Highest point was the arrangement of Schubert's Death and the Maiden quartet that Mahler made for string orchestra. The way this group plays is just right for such a risky enterprise, and, for once, it sounded like a quartet writ large, with all the flexibility and unanimity, and even more of the pace. The big difference from chamber playing was that it was a conductor's performance, replacing a quartet's collaborative give-and-take with a view from above. Different but successful, and while Bashmet's conducting tended to make subsidiary detail too prominent, including some of the viola lines, it was always interesting detail. Some features, such as gradual crescendos, are beyond the powers of a quartet and only possible when controlled by one musician.
It was tempting to wonder how this thrilling performance would have changed if Bashmet had directed it as a member of the viola section. He did take up his instrument to lead most of the concert, but always from a solo part, so the question remained unanswered. Anyway, the rest of the evening wasn't on the same level. It was a programme made up of music by gay icons (Schubert and Britten) and high camp. Even the bouquet at the end was pink. No problem about that, just that the music can't have been so involving for the orchestra to play.
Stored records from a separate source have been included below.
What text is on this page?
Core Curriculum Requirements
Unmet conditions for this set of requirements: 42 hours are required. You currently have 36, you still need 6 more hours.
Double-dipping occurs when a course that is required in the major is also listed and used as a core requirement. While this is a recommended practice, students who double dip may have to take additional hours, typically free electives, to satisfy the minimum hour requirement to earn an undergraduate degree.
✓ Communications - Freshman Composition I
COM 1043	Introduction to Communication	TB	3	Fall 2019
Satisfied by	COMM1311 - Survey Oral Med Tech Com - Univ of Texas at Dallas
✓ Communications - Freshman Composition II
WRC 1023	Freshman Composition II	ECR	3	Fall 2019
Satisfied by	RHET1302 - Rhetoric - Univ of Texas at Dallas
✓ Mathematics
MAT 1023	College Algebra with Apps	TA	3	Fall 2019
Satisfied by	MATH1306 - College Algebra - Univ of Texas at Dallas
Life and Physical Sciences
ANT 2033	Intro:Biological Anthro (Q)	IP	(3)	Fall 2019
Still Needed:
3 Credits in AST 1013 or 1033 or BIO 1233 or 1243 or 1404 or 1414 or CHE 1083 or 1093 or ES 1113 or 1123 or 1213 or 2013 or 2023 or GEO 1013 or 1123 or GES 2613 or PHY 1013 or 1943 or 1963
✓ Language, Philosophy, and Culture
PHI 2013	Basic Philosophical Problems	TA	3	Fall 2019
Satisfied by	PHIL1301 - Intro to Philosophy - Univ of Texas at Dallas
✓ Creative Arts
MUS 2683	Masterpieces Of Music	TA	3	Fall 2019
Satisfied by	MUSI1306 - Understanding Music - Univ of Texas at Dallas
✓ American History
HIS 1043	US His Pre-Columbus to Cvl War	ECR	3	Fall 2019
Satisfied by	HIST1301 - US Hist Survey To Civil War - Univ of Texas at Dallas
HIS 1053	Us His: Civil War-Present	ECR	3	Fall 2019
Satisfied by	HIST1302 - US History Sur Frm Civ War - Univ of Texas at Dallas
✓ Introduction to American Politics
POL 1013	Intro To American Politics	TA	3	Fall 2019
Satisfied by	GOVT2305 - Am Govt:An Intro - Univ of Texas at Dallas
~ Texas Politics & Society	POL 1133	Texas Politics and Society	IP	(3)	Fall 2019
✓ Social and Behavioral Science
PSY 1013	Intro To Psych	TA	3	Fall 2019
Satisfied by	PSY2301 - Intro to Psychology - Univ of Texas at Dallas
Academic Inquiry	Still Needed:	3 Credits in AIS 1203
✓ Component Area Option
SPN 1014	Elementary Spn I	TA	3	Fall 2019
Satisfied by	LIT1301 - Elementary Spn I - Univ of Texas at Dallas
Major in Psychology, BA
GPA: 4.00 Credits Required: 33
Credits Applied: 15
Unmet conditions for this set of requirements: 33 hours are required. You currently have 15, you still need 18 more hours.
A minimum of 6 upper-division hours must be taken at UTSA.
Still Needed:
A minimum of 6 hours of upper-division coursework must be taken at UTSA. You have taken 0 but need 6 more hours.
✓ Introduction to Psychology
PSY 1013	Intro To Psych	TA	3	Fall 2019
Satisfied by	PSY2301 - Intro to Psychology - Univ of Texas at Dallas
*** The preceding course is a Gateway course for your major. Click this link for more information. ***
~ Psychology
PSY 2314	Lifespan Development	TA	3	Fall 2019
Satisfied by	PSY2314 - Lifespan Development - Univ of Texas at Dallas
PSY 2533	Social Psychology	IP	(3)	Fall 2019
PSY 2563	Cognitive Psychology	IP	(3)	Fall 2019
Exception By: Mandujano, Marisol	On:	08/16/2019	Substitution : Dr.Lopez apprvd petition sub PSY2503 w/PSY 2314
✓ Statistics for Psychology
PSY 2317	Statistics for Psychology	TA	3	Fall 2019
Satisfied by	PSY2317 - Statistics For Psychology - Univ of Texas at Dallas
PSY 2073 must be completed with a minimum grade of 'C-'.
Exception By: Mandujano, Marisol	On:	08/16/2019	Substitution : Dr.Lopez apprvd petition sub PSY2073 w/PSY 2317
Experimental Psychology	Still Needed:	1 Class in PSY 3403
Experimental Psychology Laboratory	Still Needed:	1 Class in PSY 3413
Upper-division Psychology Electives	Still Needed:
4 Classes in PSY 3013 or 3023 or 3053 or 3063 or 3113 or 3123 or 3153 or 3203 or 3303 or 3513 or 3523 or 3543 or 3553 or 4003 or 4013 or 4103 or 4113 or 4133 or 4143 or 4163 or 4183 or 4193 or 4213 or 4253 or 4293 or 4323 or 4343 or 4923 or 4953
For instance, making a viola concerto out of a Paganini quartet with guitar took away the original's most distinctive and engaging features - a quirky viola role, and the guitar itself - and substituted a conventional, well-behaved classical orchestra complete with horns and oboes. Apart from the first violins, they had nothing much to do, and the piece became a rather slender vehicle for the solo viola, played with Bashmet's usual deftness but getting little more than a polite reception. The Britten pieces had the unexpected result of making the composer's teenage Portraits sound more adventurous and expressive than Lachrymae, the viola-led fantasy on lute music from his maturity.
Weber's Introduction and Hungarian Rondo made a joyous end to the official concert, before three encores, including a polka by Shostakovich and a Stravinsky aria with the viola as soloist, took camp to its most rarefied heights.